Congressional watchdog describes border wall harm
Says agencies should work together to help ease damage
PHOENIX — The construction of a wall along the U.S.-Mexico border under former President Donald Trump toppled untold numbers of saguaro cactuses in Arizona, put endangered ocelots at risk in Texas and disturbed Native American burial grounds, the official congressional watchdog said Thursday.
A report released by the Government Accountability Office offers the first independent assessment of damage caused by the building of more than 450 miles of wall while in-depth environmental reviews were waived and the concerns of Native American tribes went largely ignored in the rush to finish the barrier.
Now, U.S. Customs and Border Protection and the Interior Department should work together to ease the damage, the GAO said. It recommended that the agencies coordinate to decide how much repair work will cost, how to fund it, and how long it will take.
A Customs and Border Protection spokesman said Wednesday that the agency is working on a response to the report. An Interior Department spokeswoman said the agency would have no comment.
“What makes Trump’s border wall so egregious is that his administration waived dozens of environmental, public health, cultural preservation and even contract procurement laws to build it,” said U.S. Rep. Raul Grijalva, a southern Arizona Democrat who requested the GAO review. “Before construction even started, communities, tribes and other stakeholders were raising the alarm about the colossal damage that bypassing such fundamental protections would have.”
Mr. Grijalva said he is urging fellow lawmakers to transfer at least $225 million from Homeland Security to the Interior Department and Forest Service in the upcoming budget for restoration efforts.
Mr. Trump and his supporters have argued that a strong physical barrier along the border is necessary to keep out drugs and people trying to enter the U.S. illegally.
“We applied a commonsense, balanced approach in an effort to address environmental concerns while prioritizing our main goal of securing the nation’s border to reduce a vast set of complex threats from entering the U.S.,” said Mark Morgan, who was Customs and Border Protection’s acting commissioner during the Trump administration.

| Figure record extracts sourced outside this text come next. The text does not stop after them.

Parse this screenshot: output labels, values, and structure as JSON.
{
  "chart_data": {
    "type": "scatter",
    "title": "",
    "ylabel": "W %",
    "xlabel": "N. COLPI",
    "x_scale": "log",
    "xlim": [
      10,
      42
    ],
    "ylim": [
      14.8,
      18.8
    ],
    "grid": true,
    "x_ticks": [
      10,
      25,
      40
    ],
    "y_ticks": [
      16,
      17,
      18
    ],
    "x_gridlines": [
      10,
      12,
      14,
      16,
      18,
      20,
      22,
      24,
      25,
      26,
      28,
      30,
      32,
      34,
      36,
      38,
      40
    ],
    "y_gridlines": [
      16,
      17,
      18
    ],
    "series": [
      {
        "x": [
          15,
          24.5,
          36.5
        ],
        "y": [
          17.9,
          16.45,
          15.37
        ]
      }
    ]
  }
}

“Speaking personally, if we disrupt a butterfly habitat or a few cacti die in exchange for disrupting the cartel’s operational capacity to threaten our nation’s safety and national security, I’m OK with that tradeoff,” said Mr. Morgan, now a visiting fellow at the Heritage Foundation, a conservative think tank in Washington. “The wall saved lives and disrupted the cartel’s ability to improve their operational control of our country’s borders.”
Environmental groups said the GAO report confirmed their earlier complaints. They said future repair work could benefit from more involvement by the Interior Department, a lead manager of the federal land where much of the damage occurred.
“We hope this report will help people understand the degree of destruction the wall truly inflicted,” said Laiken Jordahl, Southwest conservation advocate for the Center for Biological Diversity, among the groups consulted.
Emily Burns, program director for ecological group Sky Islands Alliance, called it “refreshing to see the accountability from the federal government.”
The border stretches across nearby 2,000 miles along California, Arizona, New Mexico and Texas. Sections of what Mr. Trump called his “big, beautiful wall” were installed between January 2017 and January 2021 by contractors for U.S. Customs and Border Protection and the Department of Defense.
President Joe Biden paused construction after he took office in January 2021.